Charlotte’s Epicentre developer to build retail center in booming area of Lake Norman
The developer of the former Epicentre entertainment complex in uptown Charlotte plans to build a retail center in a booming area of Lake Norman.
Afshin Ghazi’s Terrell Town Center Area 2 project is scheduled to be built on 10 weed-filled acres at N.C. 150 and Sherrills Ford Road, across from the Terrell Post Office.
The development, 33 miles northwest of Charlotte, will include a grocery store, four retail buildings, a drive-through restaurant and a convenience store, according to a site map Ghazi submitted with his rezoning application to the Catawba County Planning Board.
The former Terrell Country Store was a North Carolina tourist attraction that operated in a Civil War-era building on the site. Its owners were evicted in 2019 so the building could be razed for future development, The Charlotte Observer reported at the time.
The Planning Board voted 8-0 in November to recommend Ghazi’s project to the county Board of Commissioners, which approved the rezoning by a 4-1 vote Dec. 16. Commissioner Barbara Beatty, who voted against the rezoning, could not be reached for comment by The Charlotte Observer on Tuesday.
Just to the west lies the Village at Sherrills Ford, a 206-acre, Publix-anchored mixed used community.
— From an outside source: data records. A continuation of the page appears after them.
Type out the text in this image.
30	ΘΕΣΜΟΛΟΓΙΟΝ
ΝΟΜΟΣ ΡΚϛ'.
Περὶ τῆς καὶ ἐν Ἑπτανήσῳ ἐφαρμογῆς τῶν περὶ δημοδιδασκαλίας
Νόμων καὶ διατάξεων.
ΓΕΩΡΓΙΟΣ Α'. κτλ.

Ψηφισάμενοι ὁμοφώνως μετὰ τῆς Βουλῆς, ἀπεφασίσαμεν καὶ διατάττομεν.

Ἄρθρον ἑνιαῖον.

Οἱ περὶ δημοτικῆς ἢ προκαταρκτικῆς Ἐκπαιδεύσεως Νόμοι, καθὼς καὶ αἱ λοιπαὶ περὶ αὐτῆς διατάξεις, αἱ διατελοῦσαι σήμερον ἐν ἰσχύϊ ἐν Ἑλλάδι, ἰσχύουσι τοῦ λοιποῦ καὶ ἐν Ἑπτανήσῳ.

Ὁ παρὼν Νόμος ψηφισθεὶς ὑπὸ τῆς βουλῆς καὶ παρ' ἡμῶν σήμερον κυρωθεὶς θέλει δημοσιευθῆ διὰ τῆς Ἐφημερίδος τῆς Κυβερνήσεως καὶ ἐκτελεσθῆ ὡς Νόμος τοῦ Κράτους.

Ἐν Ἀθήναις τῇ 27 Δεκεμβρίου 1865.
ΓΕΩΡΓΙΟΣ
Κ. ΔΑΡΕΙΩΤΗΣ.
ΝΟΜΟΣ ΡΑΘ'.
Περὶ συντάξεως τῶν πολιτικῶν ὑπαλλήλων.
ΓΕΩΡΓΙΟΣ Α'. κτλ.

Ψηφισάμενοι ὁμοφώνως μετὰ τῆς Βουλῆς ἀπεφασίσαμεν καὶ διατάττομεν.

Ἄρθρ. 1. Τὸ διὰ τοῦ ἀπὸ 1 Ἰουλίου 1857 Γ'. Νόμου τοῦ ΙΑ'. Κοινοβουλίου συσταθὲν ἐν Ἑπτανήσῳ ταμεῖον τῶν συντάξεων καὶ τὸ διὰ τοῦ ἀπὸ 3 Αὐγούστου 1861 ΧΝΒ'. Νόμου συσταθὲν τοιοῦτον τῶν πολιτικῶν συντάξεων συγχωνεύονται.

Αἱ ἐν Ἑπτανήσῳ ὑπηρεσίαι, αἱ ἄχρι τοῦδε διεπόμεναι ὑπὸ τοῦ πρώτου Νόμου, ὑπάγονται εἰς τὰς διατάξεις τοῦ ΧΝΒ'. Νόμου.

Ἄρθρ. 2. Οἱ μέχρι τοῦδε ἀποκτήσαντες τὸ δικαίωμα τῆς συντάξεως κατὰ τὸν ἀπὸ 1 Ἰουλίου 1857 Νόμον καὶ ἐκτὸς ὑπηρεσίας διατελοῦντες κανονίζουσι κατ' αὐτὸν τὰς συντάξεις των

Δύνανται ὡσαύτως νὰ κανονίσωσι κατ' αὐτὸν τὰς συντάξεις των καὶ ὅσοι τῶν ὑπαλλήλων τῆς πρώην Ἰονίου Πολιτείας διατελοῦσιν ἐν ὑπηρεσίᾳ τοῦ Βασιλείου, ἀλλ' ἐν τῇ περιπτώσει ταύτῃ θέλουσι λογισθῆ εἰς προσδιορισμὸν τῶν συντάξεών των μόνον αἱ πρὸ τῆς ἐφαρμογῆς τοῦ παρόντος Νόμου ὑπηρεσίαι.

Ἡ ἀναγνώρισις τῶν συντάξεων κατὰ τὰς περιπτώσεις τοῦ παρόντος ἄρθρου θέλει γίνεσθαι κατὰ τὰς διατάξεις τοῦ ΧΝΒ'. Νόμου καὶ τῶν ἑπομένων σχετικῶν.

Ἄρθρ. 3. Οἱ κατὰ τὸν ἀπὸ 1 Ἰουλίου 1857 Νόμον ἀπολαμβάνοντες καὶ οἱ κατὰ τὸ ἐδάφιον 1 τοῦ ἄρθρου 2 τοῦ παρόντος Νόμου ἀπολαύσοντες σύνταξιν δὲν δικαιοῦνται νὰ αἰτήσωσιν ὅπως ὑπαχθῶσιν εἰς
Townes at Sherrills Ford, a subdivision that abuts Ghazi’s project on Sherrills Ford Road, is already sold out, according to its property listing. The property was approved in 2018 for 153 townhomes and 200 multi-family senior living homes, Catawba County records show.
Just beyond Townes at Sherrills Ford is the Long Island Marina Showroom.
Many more subdivisions and apartment complexes, both completed and under construction, line N.C. 150 east into and through Mooresville.
Ghazi, a Charlotte-based developer, declined to discuss his project when reached by The Charlotte Observer on Tuesday.
In an August 16 letter to Catawba County Planning Director Chris Timberlake about his plans, Ghazi argued the area already has enough housing.
And the site is too small for a mixed-use project, he wrote.
“The area, as you have mentioned, is in need of retail to support the residents that have already moved to the area, as well as those who are moving into the area,” Ghazi told Timberlake.
“Traffic on Hwy 150 taking all of the residents in this area to Mooresville is only exacerbating the already bad traffic along Hwy 150,” according to Ghazi’s letter.
An average 13,500 cars pass his project site each day on N.C. 150 and 4,900 cars a day on Sherrills Ford Road, according to Ghazi’s rezoning application.
Mooresville Mayor Chris Carney has blamed his town’s chronic traffic bottlenecks partly on the 48,000 cars with commuters who, he says, drive N.C. 150 daily from Sherrills Ford into Mooresville.